2003年の農林物資の規格化及び品質表示の適正化に関する法律改訂にともなう販売表示の厳格化を受けた行政指導[6]により、原材料名にはカラフトシシャモと表記される様になったが、商品名は対象外。また、塩漬けの魚卵が「シシャモッコ」、「真砂子(まさご)」の名でとびこと同様に利用されている。
世界的には大西洋北東海域のタラ資源のベースとして重要視され、ニシンとともにノルウェーとロシアによって資源管理されている。ほか魚粉・魚油が養殖魚用のエサとして、また魚卵を加工したワサビキャビア(wasabi caviar)が販売されている。

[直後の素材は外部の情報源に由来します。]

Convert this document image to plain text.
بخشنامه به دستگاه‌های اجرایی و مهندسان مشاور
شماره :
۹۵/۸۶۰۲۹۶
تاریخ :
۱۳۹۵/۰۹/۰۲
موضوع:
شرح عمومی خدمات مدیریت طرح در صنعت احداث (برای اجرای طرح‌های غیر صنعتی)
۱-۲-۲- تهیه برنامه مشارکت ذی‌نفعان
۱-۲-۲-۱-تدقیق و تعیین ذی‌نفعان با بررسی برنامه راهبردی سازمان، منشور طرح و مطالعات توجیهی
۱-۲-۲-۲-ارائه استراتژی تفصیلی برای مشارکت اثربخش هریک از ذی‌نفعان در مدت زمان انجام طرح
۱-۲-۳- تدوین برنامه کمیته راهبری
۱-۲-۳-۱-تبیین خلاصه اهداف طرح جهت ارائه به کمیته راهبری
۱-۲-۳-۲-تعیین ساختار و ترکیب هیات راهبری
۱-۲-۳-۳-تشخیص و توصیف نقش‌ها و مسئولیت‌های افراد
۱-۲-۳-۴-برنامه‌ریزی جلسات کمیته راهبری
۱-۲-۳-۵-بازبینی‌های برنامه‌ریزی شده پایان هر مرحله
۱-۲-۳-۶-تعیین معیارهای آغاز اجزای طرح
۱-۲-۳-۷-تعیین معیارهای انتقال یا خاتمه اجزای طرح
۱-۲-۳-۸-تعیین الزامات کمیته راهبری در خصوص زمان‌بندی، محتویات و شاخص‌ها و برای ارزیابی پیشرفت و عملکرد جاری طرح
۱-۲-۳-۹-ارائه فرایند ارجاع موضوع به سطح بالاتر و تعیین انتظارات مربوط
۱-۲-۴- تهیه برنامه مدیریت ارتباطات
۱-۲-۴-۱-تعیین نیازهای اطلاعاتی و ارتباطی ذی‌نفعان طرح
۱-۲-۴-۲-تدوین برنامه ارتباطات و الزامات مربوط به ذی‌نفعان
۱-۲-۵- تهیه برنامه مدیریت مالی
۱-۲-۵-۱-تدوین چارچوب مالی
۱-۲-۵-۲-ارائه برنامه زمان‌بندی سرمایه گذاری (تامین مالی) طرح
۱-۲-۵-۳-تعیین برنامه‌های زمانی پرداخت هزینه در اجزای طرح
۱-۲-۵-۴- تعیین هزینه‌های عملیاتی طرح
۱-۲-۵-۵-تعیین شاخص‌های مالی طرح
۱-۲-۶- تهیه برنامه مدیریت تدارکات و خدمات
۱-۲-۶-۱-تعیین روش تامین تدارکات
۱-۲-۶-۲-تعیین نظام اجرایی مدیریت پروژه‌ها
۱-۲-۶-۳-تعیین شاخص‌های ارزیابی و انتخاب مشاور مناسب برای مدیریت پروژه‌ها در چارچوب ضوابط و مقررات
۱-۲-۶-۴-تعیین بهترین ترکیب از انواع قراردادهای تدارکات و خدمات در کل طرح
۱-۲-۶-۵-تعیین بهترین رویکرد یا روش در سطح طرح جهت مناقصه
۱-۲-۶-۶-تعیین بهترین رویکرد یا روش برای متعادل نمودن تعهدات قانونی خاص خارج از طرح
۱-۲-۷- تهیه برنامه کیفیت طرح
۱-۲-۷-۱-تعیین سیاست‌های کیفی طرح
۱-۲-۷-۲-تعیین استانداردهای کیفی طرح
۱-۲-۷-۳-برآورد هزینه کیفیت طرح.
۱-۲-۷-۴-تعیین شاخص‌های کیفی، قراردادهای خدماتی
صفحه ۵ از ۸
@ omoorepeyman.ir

カペリン自体は美味だが、鵡川漁協などの本シシャモ産地では邪魔者扱いされている。
日本へは冷凍して船で運搬しているが、空輸により生の状態で売り場に並べる試みもある[7]。
オス・メスの利用や漁獲制限

和名の通りオホーツク海にも回遊してきているが漁獲量の統計はなく、輸入品が流通している。 メスだけでなくオスも利用されている日本の固有種であるシシャモに対し、カラフトシシャモの場合、オスの商品価値が低かった頃は、ノルウェーなどの漁獲産地においてメスを選別した後、オスはフィッシュミールの原材料等に回されていた。その後、オスを好むロシアや東欧での市場開拓が行われた結果、オスの食用市場が形成された[9][10]。
卵を持ったメスを好む日本の市場において、かつてオスのカラフトシシャモはほとんど流通していなかったが、近年はオスを用いた味醂干しなど、オスを利用した製品も流通している[11]。
現在、乱獲による資源枯渇を防ぐため、ノルウェーやロシアなどでは漁獲制限や漁獲枠の割り当てなどが行われている[12]。